理央周(コンサルタント/マーケティングアイズ代表取締役)

アウトプットを意識して情報を集める

ネットの発達により、膨大な情報が溢れている昨今。大量の情報に埋もれてしまい、必要なものを選び出せないという悩みを持つ人は多いかもしれない。「情報の8割はムダ。有益な情報だけをピックアップするためのフィルターを養うべき」と話すのは、マーケティングコンサルタントの理央周氏。ムダな情報を整理するコツを聞いた。(取材・構成=杉山直隆)

 

情報の8割はムダ!上位2割を見分けよう

インターネットの登場によって、情報量が膨大になったといわれます。情報サイトやメールマガジンなど、情報が得られるメディアも格段に増えました。

しかし、そのぶん有益な情報が格段に増えたかというと、そうは思いません。実態は、メディアが細分化していて情報の流通量が増えただけ。たとえば、「見出しは違っても、本文を読んでみると他の記事とほとんど同じ内容が書かれている」といったことも少なくありません。
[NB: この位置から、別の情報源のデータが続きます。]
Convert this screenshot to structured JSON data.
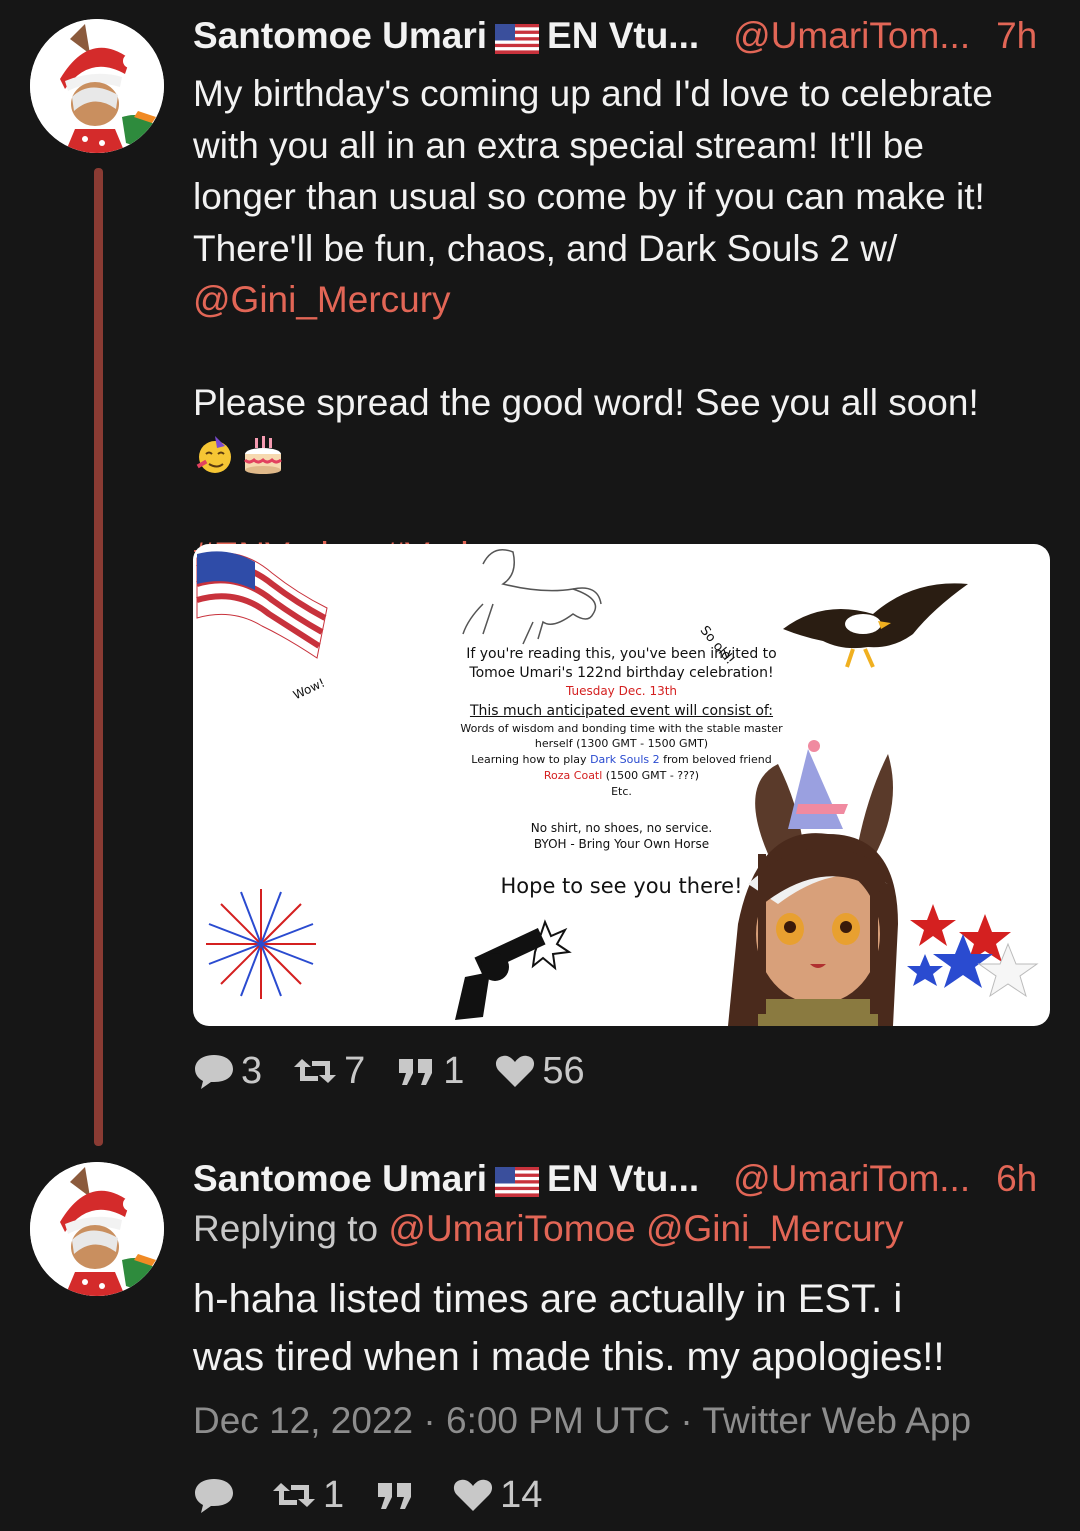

メディアが乱立し、真偽が不確かな情報も増えたようです。

このような玉石混交の情報を何でもかんでも鵜呑みにしたり、ストックしたりしていたら、混乱するだけです。

ビジネスの世界では、よく「80対20の法則」が言われます。「会社の成果の8割は、優秀な2割の社員によってもたらされている」というように、全体の数字の大部分は一部の要素から生み出されていることを示す法則ですが、仕事と情報の関係も同じことがいえます。「仕事の成果の8割は、2割の情報から生まれる」ということです。つまり、8割は不要な情報だというわけです。

そんな不要な情報をじっくり読んだり、ストックしたりするのは、時間のムダです。情報収集を仕事の成果に結びつけたいなら、目の前の情報が、上位二割の必要な情報なのか、残り八割の不要な情報なのかを瞬時に見分けるフィルターを持つことが不可欠です。

 

単なる「知る情報」を「ウィズダム」へ

私たちが集める情報は、財務データや市場シェアなどの、数値を使って表せる「データ」と、メディアや口コミ、仕事の現場などで得られる「事実」を元にした「インフォメーション」の二つに大別できます。

これらの「知る情報」を集めただけでは、仕事の成果には結びつきません。これらを自分の頭で解釈・分析し、「考える情報」を生み出すことが必要です。

知る情報の背景にある法則やポイントなどの「インテリジェンス」を見つけ出し、それを元に「ウィズダム」、実際の行動に落とし込みます。そうすることで、あなただけの仕事の知恵が生まれます。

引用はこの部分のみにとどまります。